Menurut Romli, UU KPK sebenarnya telah memberikan kewenangan kepada KPK untuk melakukan supervisi terhadap Kejagung dan Polri. Namun, sayangnya kewenangan itu justru diperlemah atau bahkan dihilangkan oleh MoU. Gara-gara MoU itu, kata Romli, kewenangan supervisi KPK menjadi selevel dengan Kejaksaan dan Polri.

Romli kelemahan pada MoU itu misalnya terlihat dari adanya klausul tentang pengendalian bersama terhadap upaya pemberantasan korupsi. Dia tegaskan, UU KPK tidak mengenal pengendalian bersama. Yang ada justru kewenangan KPK melakukan supervisi dan mengoordinasi upaya pemberantasan korupsi.

“Sebetulnya tidak perlu diteken oleh Abraham Samad. Di UU KPK cukup jelas. Tapi memang ada yang perlu diatur teknis dan akan jadi norma baru,” kata Romli.

Masalahnya, ibarat nasi sudah menjadi bubur, MoU sudah kadung ditandatangani. KPK tidak bisa mengabaikan atau bahkan membatalkan MoU tersebut begitu saja karena taruhannya adalah integritas para pimpinan KPK. “Ini persoalan serius. Makanya siapa yang nyusun MoU kok jadi begini,” katanya.

Sebagai tawaran solusi, Romli menyarankan MoU yang ditandatangani ketiga instansi penegak hukum itu direvisi. Dia mengimbau KPK, Kejagung, dan Polri duduk bersama untuk membahas revisi MoU tersebut. Romli mensyaratkan revisi MoU harus disesuaikan dengan UU KPK. “(ketiga lembaga, red.) Duduk bersama lagi membahas MoU. MoU itu diselaraskan dengan UU KPK,” tandasnya.

Sebelumnya, ILUNI FHUI juga mempersoalkan keberadaan MoU yang ditandatangani bulan Maret 2012 silam.

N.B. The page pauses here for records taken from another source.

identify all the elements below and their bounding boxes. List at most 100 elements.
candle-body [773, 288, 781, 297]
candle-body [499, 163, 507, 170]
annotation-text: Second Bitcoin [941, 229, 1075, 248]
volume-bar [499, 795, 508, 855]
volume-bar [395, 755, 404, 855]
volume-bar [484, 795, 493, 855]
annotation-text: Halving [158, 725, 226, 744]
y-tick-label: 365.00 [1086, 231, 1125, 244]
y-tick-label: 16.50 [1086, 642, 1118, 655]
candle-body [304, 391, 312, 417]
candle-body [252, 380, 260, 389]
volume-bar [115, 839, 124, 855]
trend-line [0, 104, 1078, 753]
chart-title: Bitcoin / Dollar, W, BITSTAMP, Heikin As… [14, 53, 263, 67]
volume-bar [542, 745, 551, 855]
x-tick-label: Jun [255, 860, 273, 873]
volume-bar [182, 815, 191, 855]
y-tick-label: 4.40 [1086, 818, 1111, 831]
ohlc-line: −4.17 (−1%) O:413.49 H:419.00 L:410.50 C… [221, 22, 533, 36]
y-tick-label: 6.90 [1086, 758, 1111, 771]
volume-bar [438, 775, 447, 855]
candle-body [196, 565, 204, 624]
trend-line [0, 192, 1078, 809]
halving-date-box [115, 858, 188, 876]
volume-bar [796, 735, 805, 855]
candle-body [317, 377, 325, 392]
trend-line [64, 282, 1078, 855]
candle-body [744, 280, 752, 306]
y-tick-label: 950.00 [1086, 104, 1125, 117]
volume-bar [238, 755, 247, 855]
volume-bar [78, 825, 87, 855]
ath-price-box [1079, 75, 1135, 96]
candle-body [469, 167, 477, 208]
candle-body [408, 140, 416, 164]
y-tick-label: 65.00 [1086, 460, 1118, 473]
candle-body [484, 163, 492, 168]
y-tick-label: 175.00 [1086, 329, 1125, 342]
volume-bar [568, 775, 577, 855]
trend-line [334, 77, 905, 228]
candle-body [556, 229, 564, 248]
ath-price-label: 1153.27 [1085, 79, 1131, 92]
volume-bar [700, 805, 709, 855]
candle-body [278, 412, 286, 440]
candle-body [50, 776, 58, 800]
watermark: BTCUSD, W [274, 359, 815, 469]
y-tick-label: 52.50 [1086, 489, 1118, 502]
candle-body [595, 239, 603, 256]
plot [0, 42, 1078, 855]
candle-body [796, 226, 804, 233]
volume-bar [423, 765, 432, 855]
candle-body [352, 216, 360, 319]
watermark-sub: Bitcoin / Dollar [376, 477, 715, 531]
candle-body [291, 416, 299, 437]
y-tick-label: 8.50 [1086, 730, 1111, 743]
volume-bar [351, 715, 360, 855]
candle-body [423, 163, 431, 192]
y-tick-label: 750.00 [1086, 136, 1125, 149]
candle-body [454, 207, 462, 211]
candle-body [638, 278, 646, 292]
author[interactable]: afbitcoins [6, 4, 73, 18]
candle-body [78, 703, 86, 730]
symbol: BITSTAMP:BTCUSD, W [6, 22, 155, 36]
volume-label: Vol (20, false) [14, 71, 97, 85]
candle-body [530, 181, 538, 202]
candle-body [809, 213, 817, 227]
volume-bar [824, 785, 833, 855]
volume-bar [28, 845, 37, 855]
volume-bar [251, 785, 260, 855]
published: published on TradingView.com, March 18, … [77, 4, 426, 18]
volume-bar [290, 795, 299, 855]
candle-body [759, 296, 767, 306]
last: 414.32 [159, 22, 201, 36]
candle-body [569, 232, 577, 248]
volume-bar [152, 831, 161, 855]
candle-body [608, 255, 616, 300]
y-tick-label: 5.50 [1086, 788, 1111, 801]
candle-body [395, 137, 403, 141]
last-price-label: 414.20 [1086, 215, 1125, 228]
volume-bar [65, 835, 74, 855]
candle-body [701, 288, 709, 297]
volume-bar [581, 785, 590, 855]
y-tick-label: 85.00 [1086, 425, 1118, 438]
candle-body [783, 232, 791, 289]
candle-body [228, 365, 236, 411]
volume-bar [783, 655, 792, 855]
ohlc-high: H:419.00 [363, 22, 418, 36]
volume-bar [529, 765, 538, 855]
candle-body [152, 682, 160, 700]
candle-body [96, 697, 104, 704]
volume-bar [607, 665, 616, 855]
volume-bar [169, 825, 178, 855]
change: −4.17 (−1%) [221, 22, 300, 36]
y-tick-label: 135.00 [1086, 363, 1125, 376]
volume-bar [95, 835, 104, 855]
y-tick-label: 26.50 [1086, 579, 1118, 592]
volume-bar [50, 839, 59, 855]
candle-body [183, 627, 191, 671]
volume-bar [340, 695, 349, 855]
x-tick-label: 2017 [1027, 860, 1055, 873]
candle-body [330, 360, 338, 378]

Dalam siaran pers, ILUNI FHUI berpendapat MoU ataupun bentuk kerjasama lainnya antara KPK, Kepolisian, dan Kejaksaan harus tetap mengacu pada ketentuan UU KPK. Ditegaskan ILUNI FHUI, MoU bukanlah undang-undang dan substansinya tidak boleh bertentangan dengan undang-undang, dalam hal ini UU KPK.

“ILUNI FHUI menghargai pentingnya koordinasi dan sinergi antara lembaga penegak hukum, khususnya KPK, Kepolisian, dan Kejaksaan dalam pemberantasan korupsi. ILUNI FHUI berpendapat sikap tegas dan teladan dari Presiden Yudhoyono selaku Kepala Pemerintahan yang membawahi Kepolisian dan Kejaksaan sangat diperlukan guna menjaga koordinasi dan sinergi, dan pada saat yang sama, mencegah konflik dalam upaya pemberantasan korupsi,” tulis ILUNI FHUI dalam siaran pers.